Brasil: movimento estudantil. As lutas estudantis levaram milhares de estudantes às ruas entre abril de 1968 e o Congresso de Ibiuna em 1969. Os estudantes tiveram dois mortos em 1º de abril, nove mortos em 21 de junho. Em 25 de junho eram reprimidos, junto com outros setores, no protesto contra as mortes e prisões e a violência policial, que ficou conhecida como "a passeata dos 100.000". No congresso de Ibiúna, interior de São Paulo, em 9/10/68, foram presos mais de 700 delegados, dando final a esta etapa do movimento estudantil, que resiste um par de anos na clandestinidade, reduzido ao seu núcleo dirigente. Os primeiros passos da reconstrução no nível nacional começam no I Encontro Nacional de Estudantes, na USP, em março de 1976, com a presença de 600 estudantes. Em 16 de outubro desse ano se realiza o II Encontro Nacional de Estudantes que reuniu 281 delegados e mais de 500 observadores de 8 Estados. Mas ainda não se reativaria a UNE. Em meados dos anos 70, afirma M. Keck, o objetivo do radicalismo estudantil tinha-se deslocado da luta anti-burguesa à luta anti-ditadura.
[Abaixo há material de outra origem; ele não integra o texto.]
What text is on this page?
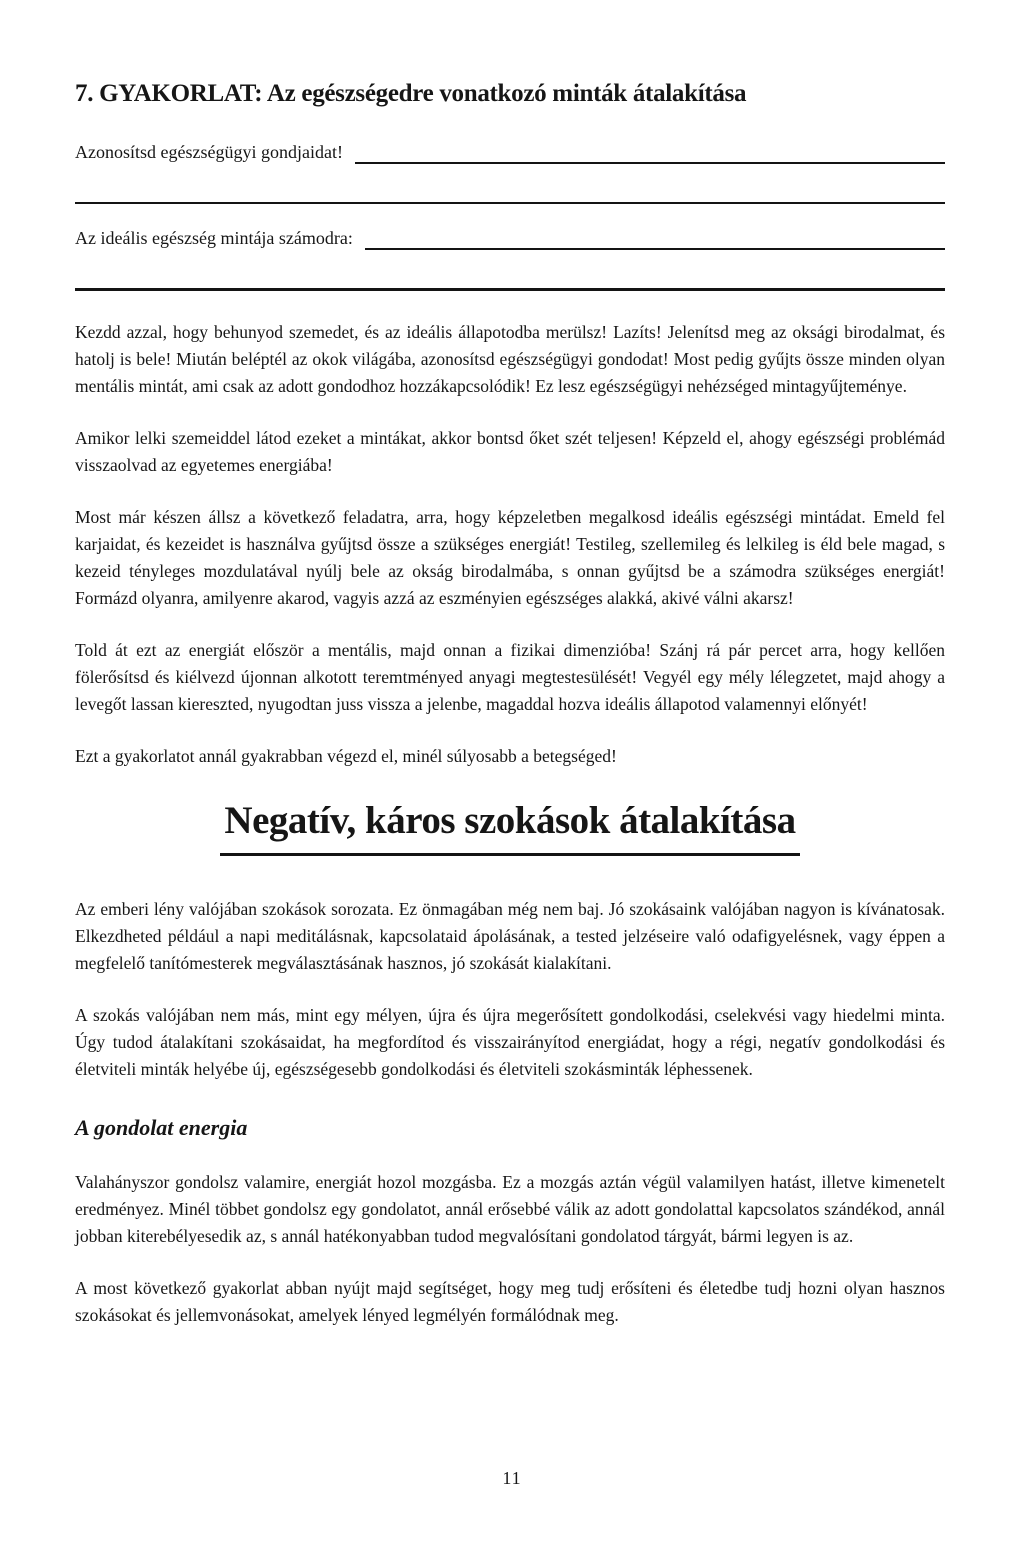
7. GYAKORLAT: Az egészségedre vonatkozó minták átalakítása
Azonosítsd egészségügyi gondjaidat!
Az ideális egészség mintája számodra:

Kezdd azzal, hogy behunyod szemedet, és az ideális állapotodba merülsz! Lazíts! Jelenítsd meg az oksági birodalmat, és hatolj is bele! Miután beléptél az okok világába, azonosítsd egészségügyi gondodat! Most pedig gyűjts össze minden olyan mentális mintát, ami csak az adott gondodhoz hozzákapcsolódik! Ez lesz egészségügyi nehézséged mintagyűjteménye.

Amikor lelki szemeiddel látod ezeket a mintákat, akkor bontsd őket szét teljesen! Képzeld el, ahogy egészségi problémád visszaolvad az egyetemes energiába!

Most már készen állsz a következő feladatra, arra, hogy képzeletben megalkosd ideális egészségi mintádat. Emeld fel karjaidat, és kezeidet is használva gyűjtsd össze a szükséges energiát! Testileg, szellemileg és lelkileg is éld bele magad, s kezeid tényleges mozdulatával nyúlj bele az okság birodalmába, s onnan gyűjtsd be a számodra szükséges energiát! Formázd olyanra, amilyenre akarod, vagyis azzá az eszményien egészséges alakká, akivé válni akarsz!

Told át ezt az energiát először a mentális, majd onnan a fizikai dimenzióba! Szánj rá pár percet arra, hogy kellően fölerősítsd és kiélvezd újonnan alkotott teremtményed anyagi megtestesülését! Vegyél egy mély lélegzetet, majd ahogy a levegőt lassan kiereszted, nyugodtan juss vissza a jelenbe, magaddal hozva ideális állapotod valamennyi előnyét!

Ezt a gyakorlatot annál gyakrabban végezd el, minél súlyosabb a betegséged!

Negatív, káros szokások átalakítása

Az emberi lény valójában szokások sorozata. Ez önmagában még nem baj. Jó szokásaink valójában nagyon is kívánatosak. Elkezdheted például a napi meditálásnak, kapcsolataid ápolásának, a tested jelzéseire való odafigyelésnek, vagy éppen a megfelelő tanítómesterek megválasztásának hasznos, jó szokását kialakítani.

A szokás valójában nem más, mint egy mélyen, újra és újra megerősített gondolkodási, cselekvési vagy hiedelmi minta. Úgy tudod átalakítani szokásaidat, ha megfordítod és visszairányítod energiádat, hogy a régi, negatív gondolkodási és életviteli minták helyébe új, egészségesebb gondolkodási és életviteli szokásminták léphessenek.

A gondolat energia

Valahányszor gondolsz valamire, energiát hozol mozgásba. Ez a mozgás aztán végül valamilyen hatást, illetve kimenetelt eredményez. Minél többet gondolsz egy gondolatot, annál erősebbé válik az adott gondolattal kapcsolatos szándékod, annál jobban kiterebélyesedik az, s annál hatékonyabban tudod megvalósítani gondolatod tárgyát, bármi legyen is az.

A most következő gyakorlat abban nyújt majd segítséget, hogy meg tudj erősíteni és életedbe tudj hozni olyan hasznos szokásokat és jellemvonásokat, amelyek lényed legmélyén formálódnak meg.

11
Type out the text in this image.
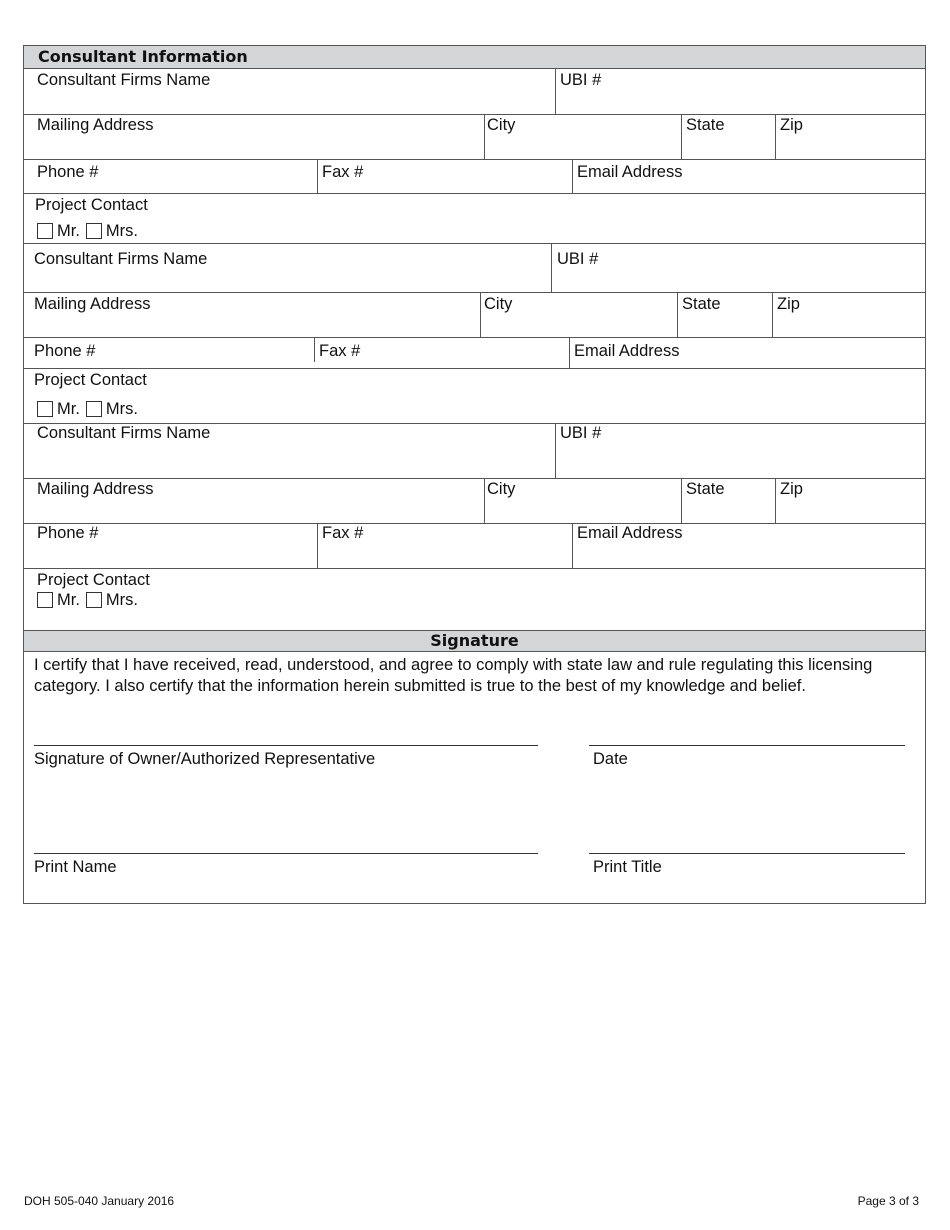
Consultant Information
Consultant Firms Name	UBI #
Mailing Address	City	State	Zip
Phone #	Fax #	Email Address
Project Contact
Mr. Mrs.
Consultant Firms Name	UBI #
Mailing Address	City	State	Zip
Phone #	Fax #	Email Address
Project Contact
Mr. Mrs.
Consultant Firms Name	UBI #
Mailing Address	City	State	Zip
Phone #	Fax #	Email Address
Project Contact
Mr. Mrs.
Signature
I certify that I have received, read, understood, and agree to comply with state law and rule regulating this licensing category. I also certify that the information herein submitted is true to the best of my knowledge and belief.
Signature of Owner/Authorized Representative	Date
Print Name	Print Title
DOH 505-040 January 2016	Page 3 of 3
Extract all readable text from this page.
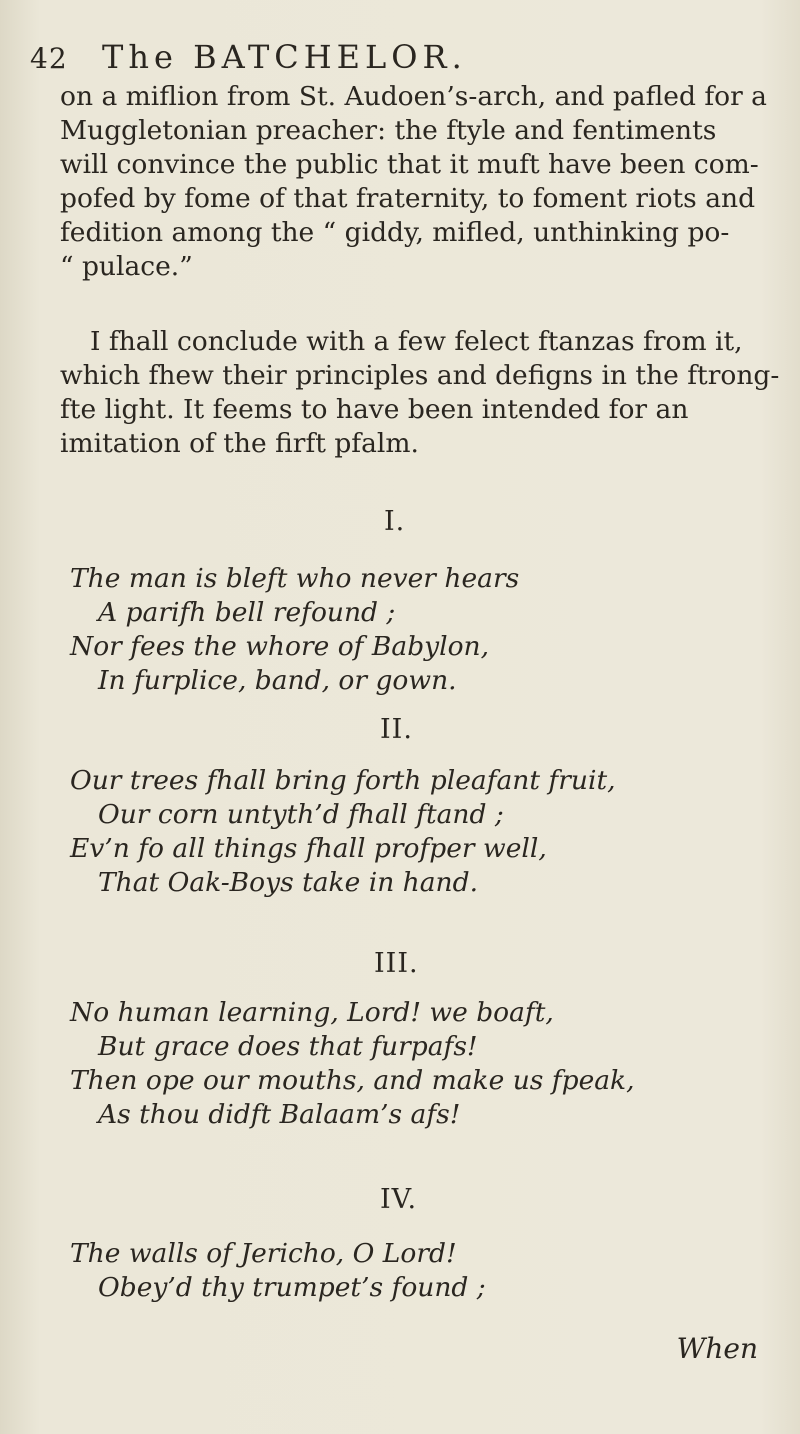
42 The BATCHELOR.

on a miflion from St. Audoen’s-arch, and pafled for a
Muggletonian preacher: the ftyle and fentiments
will convince the public that it muft have been com-
pofed by fome of that fraternity, to foment riots and
fedition among the “ giddy, mifled, unthinking po-
“ pulace.”

I fhall conclude with a few felect ftanzas from it,
which fhew their principles and defigns in the ftrong-
fte light. It feems to have been intended for an
imitation of the firft pfalm.

I.
The man is bleft who never hears
A parifh bell refound ;
Nor fees the whore of Babylon,
In furplice, band, or gown.
II.
Our trees fhall bring forth pleafant fruit,
Our corn untyth’d fhall ftand ;
Ev’n fo all things fhall profper well,
That Oak-Boys take in hand.
III.
No human learning, Lord! we boaft,
But grace does that furpafs!
Then ope our mouths, and make us fpeak,
As thou didft Balaam’s afs!
IV.
The walls of Jericho, O Lord!
Obey’d thy trumpet’s found ;
When
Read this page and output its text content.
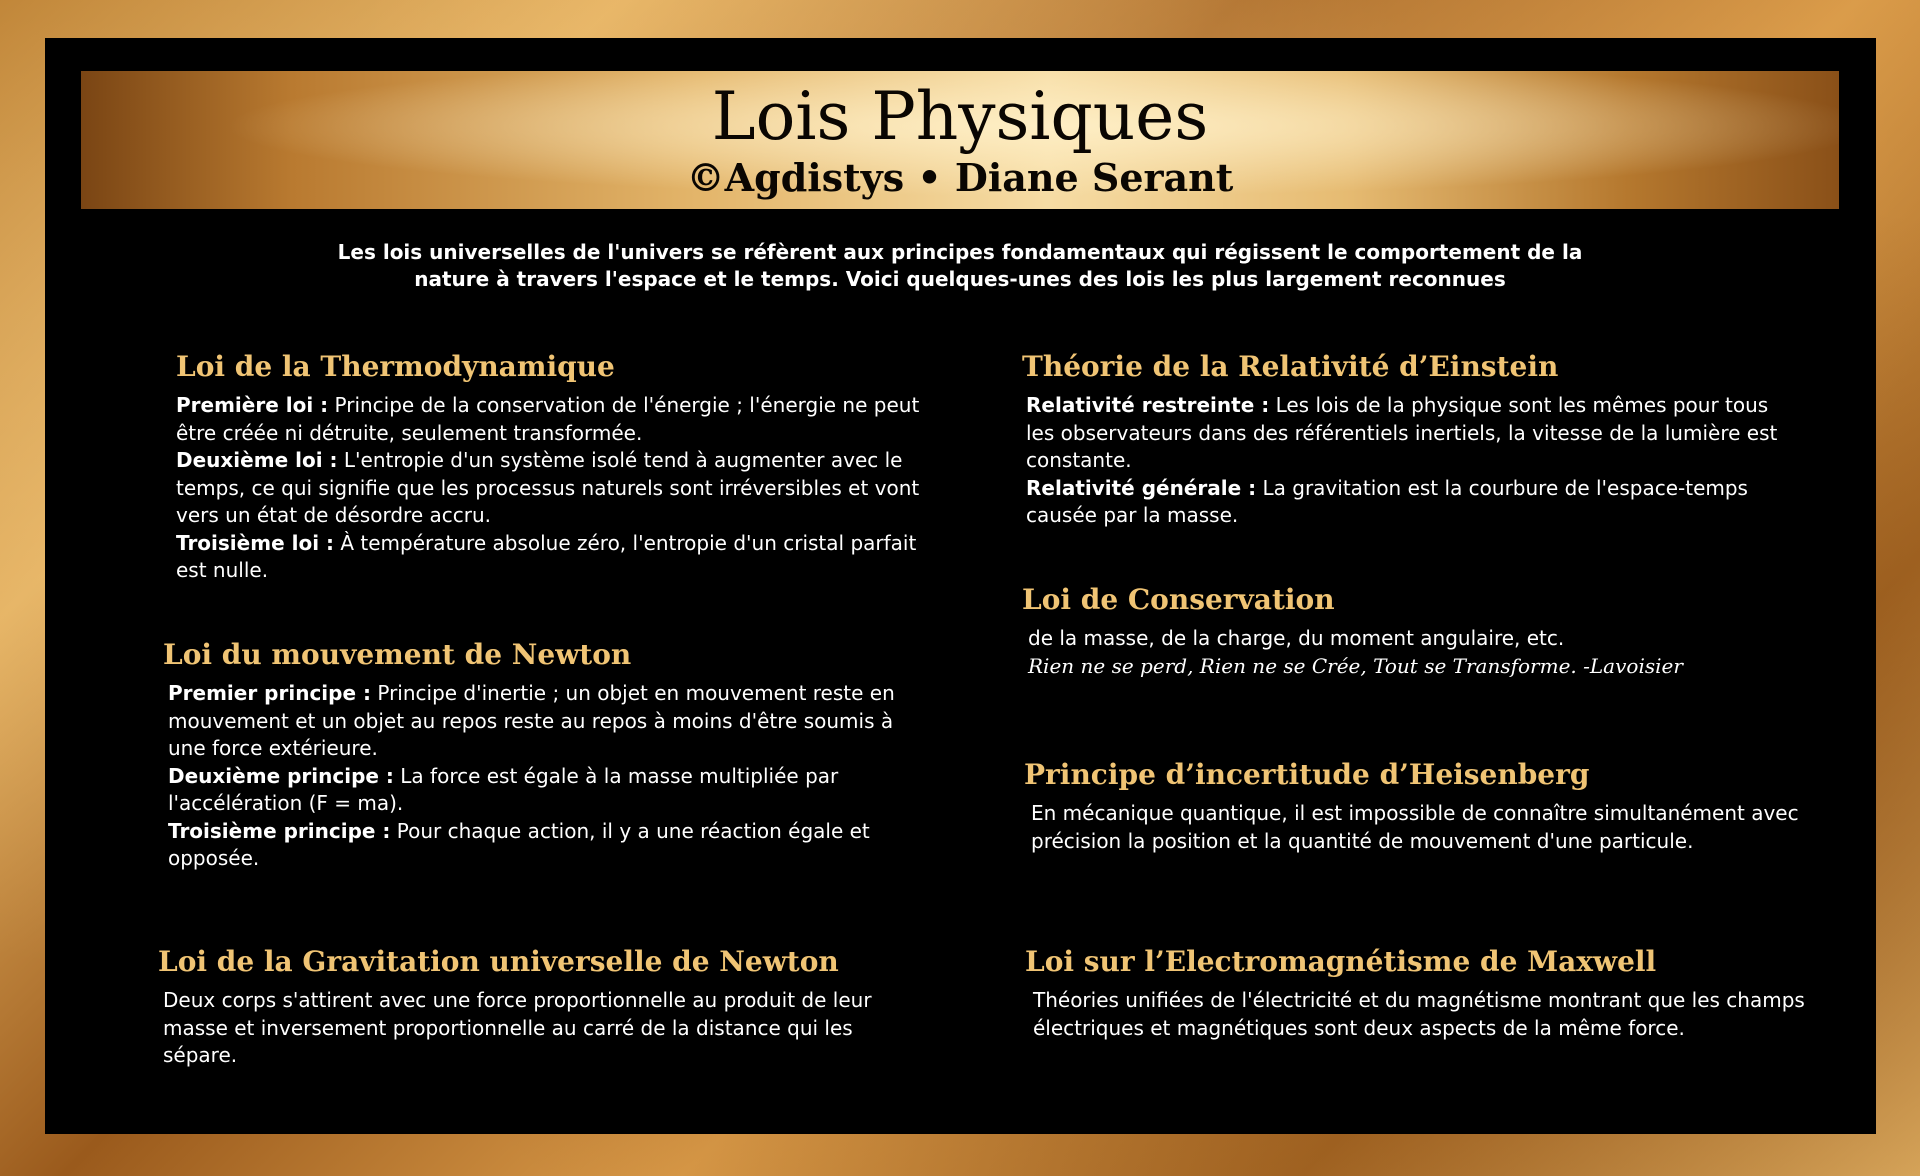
Lois Physiques
©Agdistys • Diane Serant
Les lois universelles de l'univers se réfèrent aux principes fondamentaux qui régissent le comportement de la nature à travers l'espace et le temps. Voici quelques-unes des lois les plus largement reconnues
Loi de la Thermodynamique

Première loi : Principe de la conservation de l'énergie ; l'énergie ne peut être créée ni détruite, seulement transformée.

Deuxième loi : L'entropie d'un système isolé tend à augmenter avec le temps, ce qui signifie que les processus naturels sont irréversibles et vont vers un état de désordre accru.

Troisième loi : À température absolue zéro, l'entropie d'un cristal parfait est nulle.

Loi du mouvement de Newton

Premier principe : Principe d'inertie ; un objet en mouvement reste en mouvement et un objet au repos reste au repos à moins d'être soumis à une force extérieure.

Deuxième principe : La force est égale à la masse multipliée par l'accélération (F = ma).

Troisième principe : Pour chaque action, il y a une réaction égale et opposée.

Loi de la Gravitation universelle de Newton

Deux corps s'attirent avec une force proportionnelle au produit de leur masse et inversement proportionnelle au carré de la distance qui les sépare.

Théorie de la Relativité d’Einstein

Relativité restreinte : Les lois de la physique sont les mêmes pour tous les observateurs dans des référentiels inertiels, la vitesse de la lumière est constante.

Relativité générale : La gravitation est la courbure de l'espace-temps causée par la masse.

Loi de Conservation

de la masse, de la charge, du moment angulaire, etc.

Rien ne se perd, Rien ne se Crée, Tout se Transforme. -Lavoisier

Principe d’incertitude d’Heisenberg

En mécanique quantique, il est impossible de connaître simultanément avec précision la position et la quantité de mouvement d'une particule.

Loi sur l’Electromagnétisme de Maxwell

Théories unifiées de l'électricité et du magnétisme montrant que les champs électriques et magnétiques sont deux aspects de la même force.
Essa mudança não refletia apenas as conseqüências do fracasso das experiências de luta armada, mas o drástico crescimento da população estudantil. O número de matriculados tinha passado de 124.214 em 1964 para 937.593 em 1974. Os dados completos que dá M. Keck sobre o número dos matriculados são os seguintes: 1964 - 124.214 // 1970 - 425.478 // 1974 - 937.593 // 1980 -1.377.286 // 1985 -1.367.609 Passeatas estudantis e repressão policial marcam o ano de 1977, em particular em São Paulo, Brasília e Belo Horizonte. Nesta última cidade, onde deveria realizar-se o III Encontro Nacional, em 4 de junho, a repressão policial resultou em 850 estudantes presos. Transferido para São Paulo, a segunda tentativa acabou com 500 detidos e dezenas de feridos. O III Encontro foi realizado em 22 de setembro, secretamente, com delegados de 60 entidades de 7 Estados, criando-se a Comissão pró-UNE. Em agosto de 1978 formou-se em São Paulo a primeira União Estadual de Estudantes pós-68 (UEE-SP) e, finalmente, em 29 de maio de 1979, em Salvador, Bahia, se realiza o Congresso Nacional da UNE, que marcará o retorno desta importante organização à cena política (História Imediata, 1979: 23-65). [N4.] (Página 77)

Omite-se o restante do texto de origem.